Earlier this year, in a Physics Forum thread discussing a History Channel show about the LHC, Sarah Heck asked:
Also, this may be a stupid question, but why is it called the Large Hadron Collider? Is it because the collider is large, or because it will be colliding large hadrons?
To which one of the show's producers answered:
To answer your question, it is indeed called the "Large" Hadron Collider due to the size of the machine. The "Hadrons" are your basic hydrogen protons.
That's what I always thought. Although the LHC will also eventually collide lead 208 nuclei, I'm pretty sure that its name is meant to be understood as referring to a hadron collider that is large, rather than a collider of large hadrons. (Anyhow, physicists don't refer to multi-nucleon nuclei as hadrons, do they? Though if only proton beams were going to collide, why not call it the "large proton collider"?)
This analysis, I also thought, implies that the inner part of the name, "hadron collider", is a noun-noun compound, whose first element is a noun, whose second element is an agentive nominalization, and whose first element is construed as the object of (the verb in) its second element. This makes it exactly like "particle accelerator" or "football player" or "beer distributor". A "hadron collider" collides hadrons, just as a "particle accelerator" accelerates particles, a "football player" plays football, or a "beer distributor" distributes beer.
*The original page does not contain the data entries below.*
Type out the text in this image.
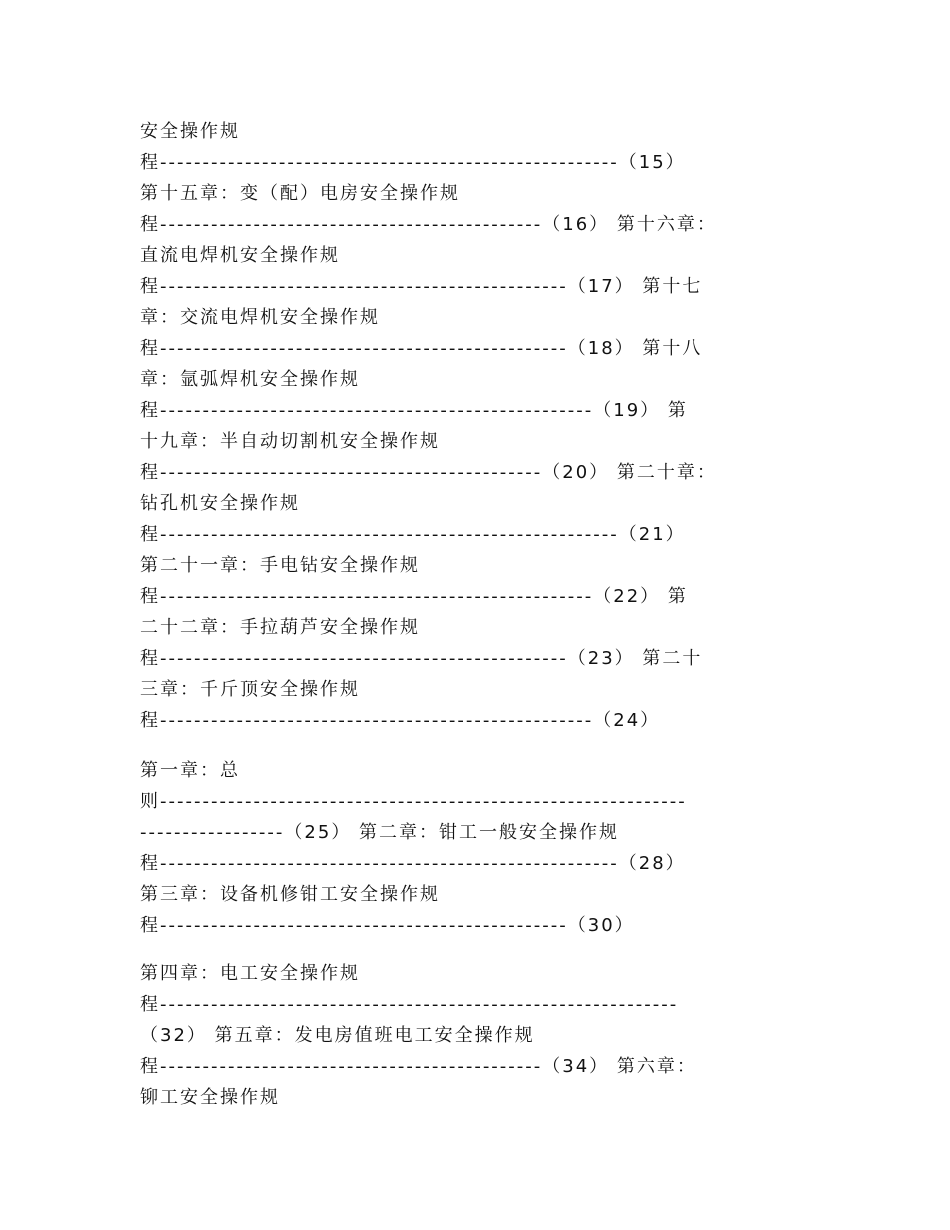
安全操作规
程------------------------------------------------------（15）
第十五章：变（配）电房安全操作规
程---------------------------------------------（16） 第十六章：
直流电焊机安全操作规
程------------------------------------------------（17） 第十七
章：交流电焊机安全操作规
程------------------------------------------------（18） 第十八
章：氩弧焊机安全操作规
程---------------------------------------------------（19） 第
十九章：半自动切割机安全操作规
程---------------------------------------------（20） 第二十章：
钻孔机安全操作规
程------------------------------------------------------（21）
第二十一章：手电钻安全操作规
程---------------------------------------------------（22） 第
二十二章：手拉葫芦安全操作规
程------------------------------------------------（23） 第二十
三章：千斤顶安全操作规
程---------------------------------------------------（24）
第一章：总
则--------------------------------------------------------------
-----------------（25） 第二章：钳工一般安全操作规
程------------------------------------------------------（28）
第三章：设备机修钳工安全操作规
程------------------------------------------------（30）
第四章：电工安全操作规
程-------------------------------------------------------------
（32） 第五章：发电房值班电工安全操作规
程---------------------------------------------（34） 第六章：
铆工安全操作规
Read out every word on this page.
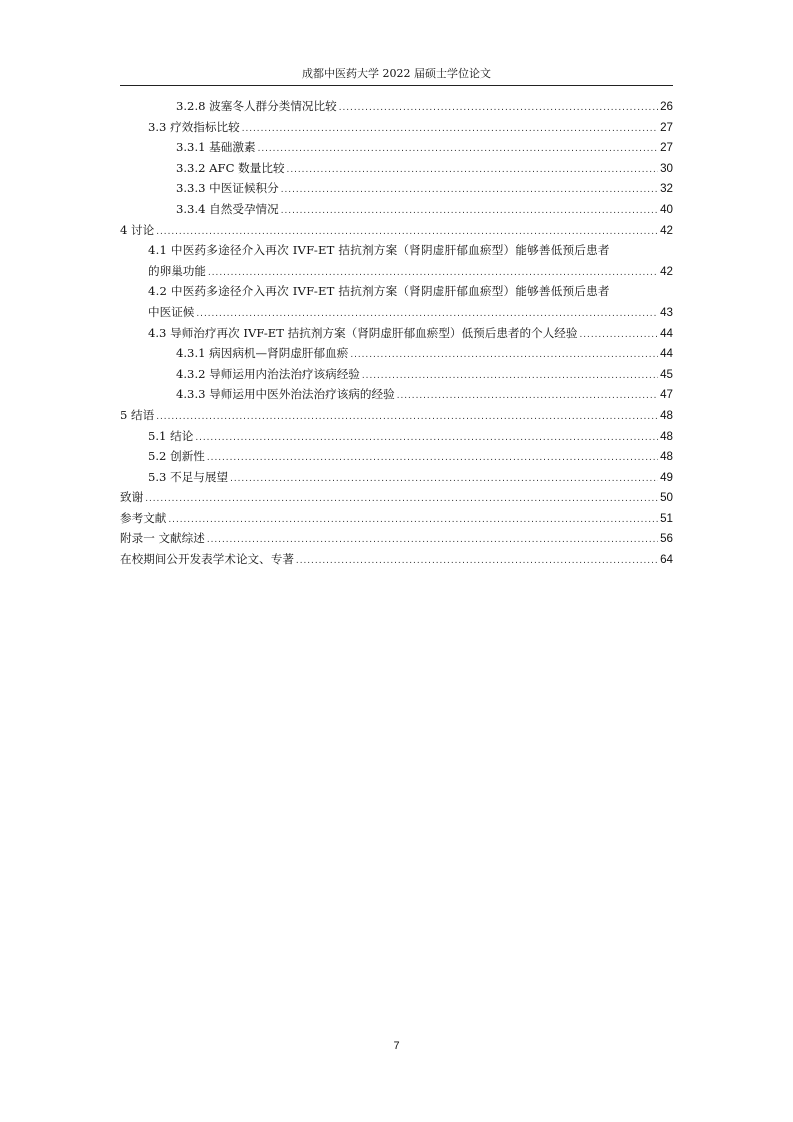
成都中医药大学 2022 届硕士学位论文
3.2.8 波塞冬人群分类情况比较 .....	26
3.3 疗效指标比较 .....	27
3.3.1 基础激素 .....	27
3.3.2 AFC 数量比较 .....	30
3.3.3 中医证候积分 .....	32
3.3.4 自然受孕情况 .....	40
4 讨论 .....	42
4.1 中医药多途径介入再次 IVF-ET 拮抗剂方案（肾阴虚肝郁血瘀型）能够善低预后患者
的卵巢功能 .....	42
4.2 中医药多途径介入再次 IVF-ET 拮抗剂方案（肾阴虚肝郁血瘀型）能够善低预后患者
中医证候 .....	43
4.3 导师治疗再次 IVF-ET 拮抗剂方案（肾阴虚肝郁血瘀型）低预后患者的个人经验 .....	44
4.3.1 病因病机—肾阴虚肝郁血瘀 .....	44
4.3.2 导师运用内治法治疗该病经验 .....	45
4.3.3 导师运用中医外治法治疗该病的经验 .....	47
5 结语 .....	48
5.1 结论 .....	48
5.2 创新性 .....	48
5.3 不足与展望 .....	49
致谢 .....	50
参考文献 .....	51
附录一 文献综述 .....	56
在校期间公开发表学术论文、专著 .....	64
7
But recently I started to wonder. In those two-element agentive compounds, we expect the main stress to go on the first element: PARTICLE accelerator, BEER distributor, FOOTBALL player… and HADRON collider. Adding the adjective "large" in the beginning shouldn't affect the stress pattern of the following noun compound at all, any more than it does in phrases like "the first particle accelerator" or "a successful beer distributor".
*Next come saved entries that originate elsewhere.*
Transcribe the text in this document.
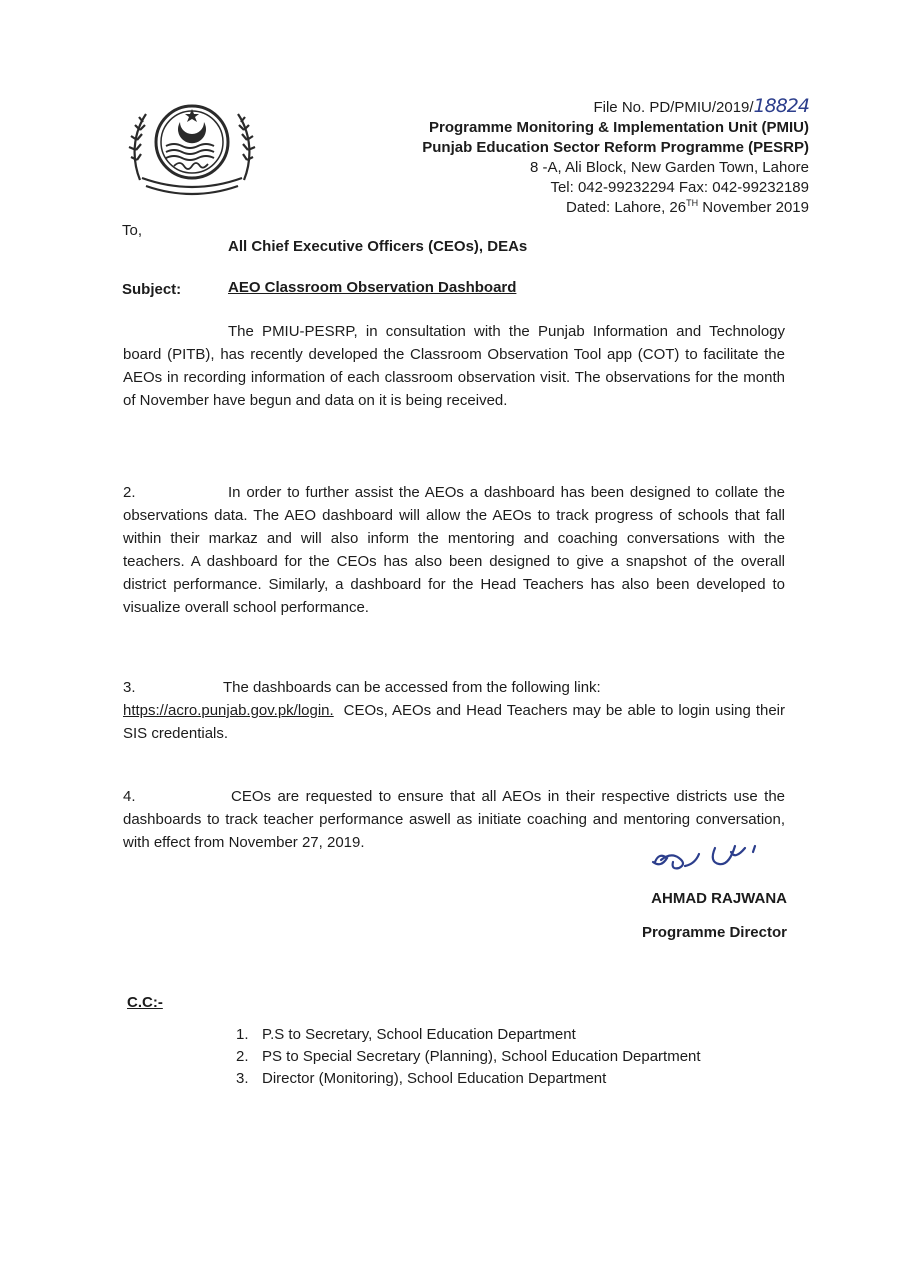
File No. PD/PMIU/2019/18824
Programme Monitoring & Implementation Unit (PMIU)
Punjab Education Sector Reform Programme (PESRP)
8 -A, Ali Block, New Garden Town, Lahore
Tel: 042-99232294 Fax: 042-99232189
Dated: Lahore, 26TH November 2019
To,
All Chief Executive Officers (CEOs), DEAs
Subject:	AEO Classroom Observation Dashboard
The PMIU-PESRP, in consultation with the Punjab Information and Technology board (PITB), has recently developed the Classroom Observation Tool app (COT) to facilitate the AEOs in recording information of each classroom observation visit. The observations for the month of November have begun and data on it is being received.
2.	In order to further assist the AEOs a dashboard has been designed to collate the observations data. The AEO dashboard will allow the AEOs to track progress of schools that fall within their markaz and will also inform the mentoring and coaching conversations with the teachers. A dashboard for the CEOs has also been designed to give a snapshot of the overall district performance. Similarly, a dashboard for the Head Teachers has also been developed to visualize overall school performance.
3.	The dashboards can be accessed from the following link:
https://acro.punjab.gov.pk/login. CEOs, AEOs and Head Teachers may be able to login using their SIS credentials.
4.	CEOs are requested to ensure that all AEOs in their respective districts use the dashboards to track teacher performance aswell as initiate coaching and mentoring conversation, with effect from November 27, 2019.
AHMAD RAJWANA
Programme Director
C.C:-
1. P.S to Secretary, School Education Department
2. PS to Special Secretary (Planning), School Education Department
3. Director (Monitoring), School Education Department
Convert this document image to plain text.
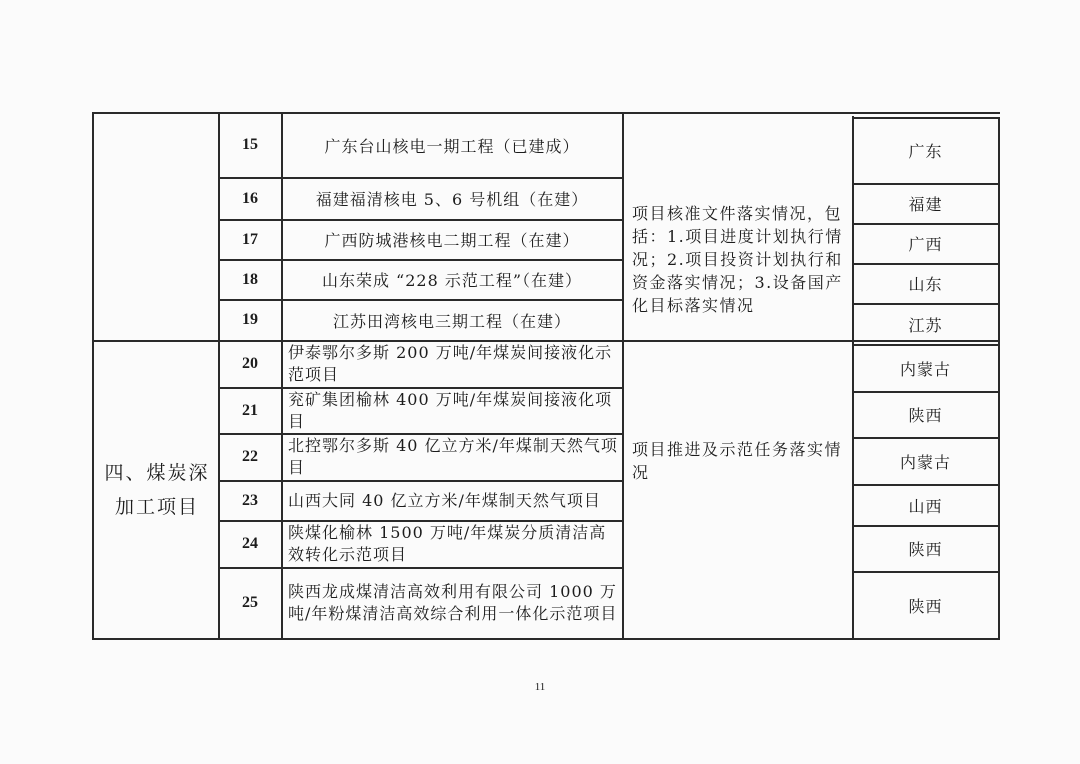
四、煤炭深加工项目
15
16
17
18
19
20
21
22
23
24
25
广东台山核电一期工程（已建成）
福建福清核电 5、6 号机组（在建）
广西防城港核电二期工程（在建）
山东荣成 “228 示范工程”（在建）
江苏田湾核电三期工程（在建）
伊泰鄂尔多斯 200 万吨/年煤炭间接液化示范项目
兖矿集团榆林 400 万吨/年煤炭间接液化项目
北控鄂尔多斯 40 亿立方米/年煤制天然气项目
山西大同 40 亿立方米/年煤制天然气项目
陕煤化榆林 1500 万吨/年煤炭分质清洁高效转化示范项目
陕西龙成煤清洁高效利用有限公司 1000 万吨/年粉煤清洁高效综合利用一体化示范项目
项目核准文件落实情况，包括：1.项目进度计划执行情况；2.项目投资计划执行和资金落实情况；3.设备国产化目标落实情况
项目推进及示范任务落实情况
广东
福建
广西
山东
江苏
内蒙古
陕西
内蒙古
山西
陕西
陕西
11
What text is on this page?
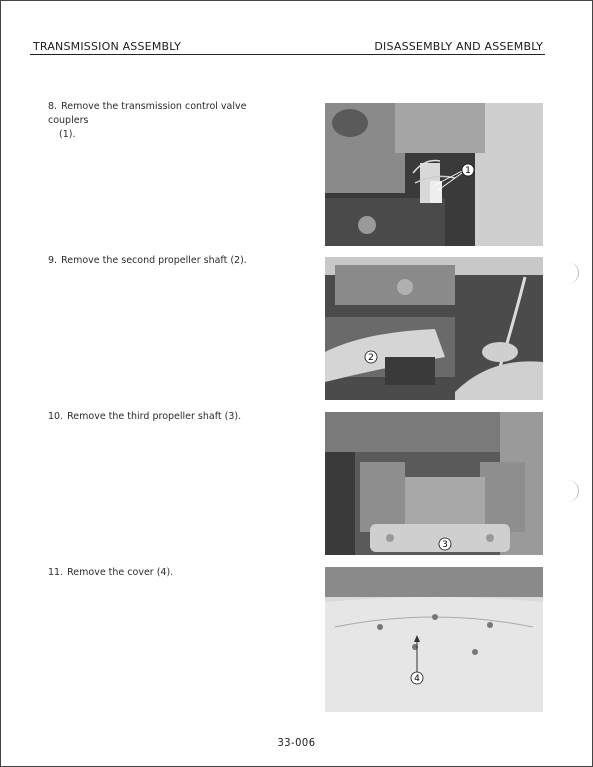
TRANSMISSION ASSEMBLY	DISASSEMBLY AND ASSEMBLY
8. Remove the transmission control valve couplers
(1).
9. Remove the second propeller shaft (2).
10. Remove the third propeller shaft (3).
11. Remove the cover (4).
1
2
3
4
33-006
But most of the time, I hear the main stress on collider, with the expected rhythmic alteration of stresses before that.
Thus from Studio 360 with Kurt Andersen, 9/19/2008:
And from a CERNTV promotional video:
This might mean that people are not really thinking of hadron as the object of collider, but rather as a sort of modifier. Then a "hadron collider" would not be like a "particle accelerator" — morphosyntactically speaking — but like a "hydrogen bomb" or a "stealth fighter" or a "pebble bed reactor", which have main stress on their final element.
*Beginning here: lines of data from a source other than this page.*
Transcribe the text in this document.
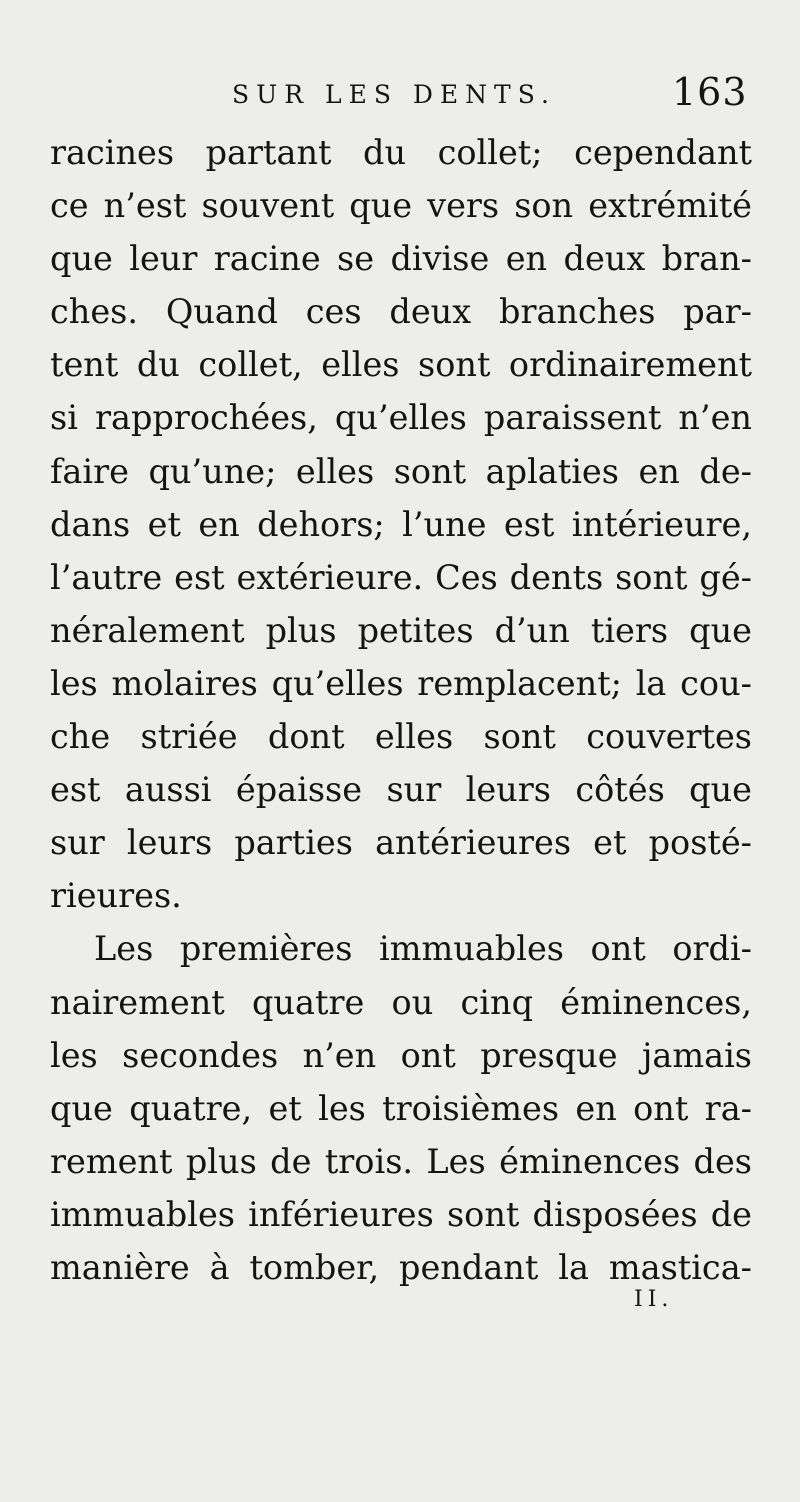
SUR LES DENTS.	163
racines partant du collet; cependant
ce n’est souvent que vers son extrémité
que leur racine se divise en deux bran-
ches. Quand ces deux branches par-
tent du collet, elles sont ordinairement
si rapprochées, qu’elles paraissent n’en
faire qu’une; elles sont aplaties en de-
dans et en dehors; l’une est intérieure,
l’autre est extérieure. Ces dents sont gé-
néralement plus petites d’un tiers que
les molaires qu’elles remplacent; la cou-
che striée dont elles sont couvertes
est aussi épaisse sur leurs côtés que
sur leurs parties antérieures et posté-
rieures.
Les premières immuables ont ordi-
nairement quatre ou cinq éminences,
les secondes n’en ont presque jamais
que quatre, et les troisièmes en ont ra-
rement plus de trois. Les éminences des
immuables inférieures sont disposées de
manière à tomber, pendant la mastica-
II.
In any event, quite a few people are thinking about this device as a way to make large hadrons collide. We see evidence of this in jocular blog posts by non-experts:
…if there’s no down side to predicting the end of the world via the collision of large hadrons (which end is delayed, though still obviously inevitable) then there’s no down side to predicting the complete and utter collapse of the world financial system …
But also, curiously, experts of various kinds tell us, apparently with a straight face, things like this ("What are large hadrons, and why should we make them collide?"):
So, in summary, large hadrons are subatomic particles much more massive than protons. We want to make them collide to answer fundamental questions about what we’re made of, and how it got to be that way.
And back in 1998, the Berkeley Lab Research Review, in an article with the cute title "Desperately Seeking SUSY", gave a subsection the title "When Large Hadrons Collide". This is a pair of classical references, not meant to imply any linguistic or physical analyses, but still.
Let me make it clear that I'm not complaining that "people are doing it wrong". It's just that the way people usually pronounce this phrase puzzles me, and I wonder — is this because they're thinking about large hadrons as a modifier of collider; or just because that's what they've heard other people say?
These questions are especially pointed ones because I find myself joining most others in saying large hadron collider. In my case, I think it's some combination of "that's what I've heard" and "I never thought about it much". Until now. In the future, I'm not sure what my excuse will be.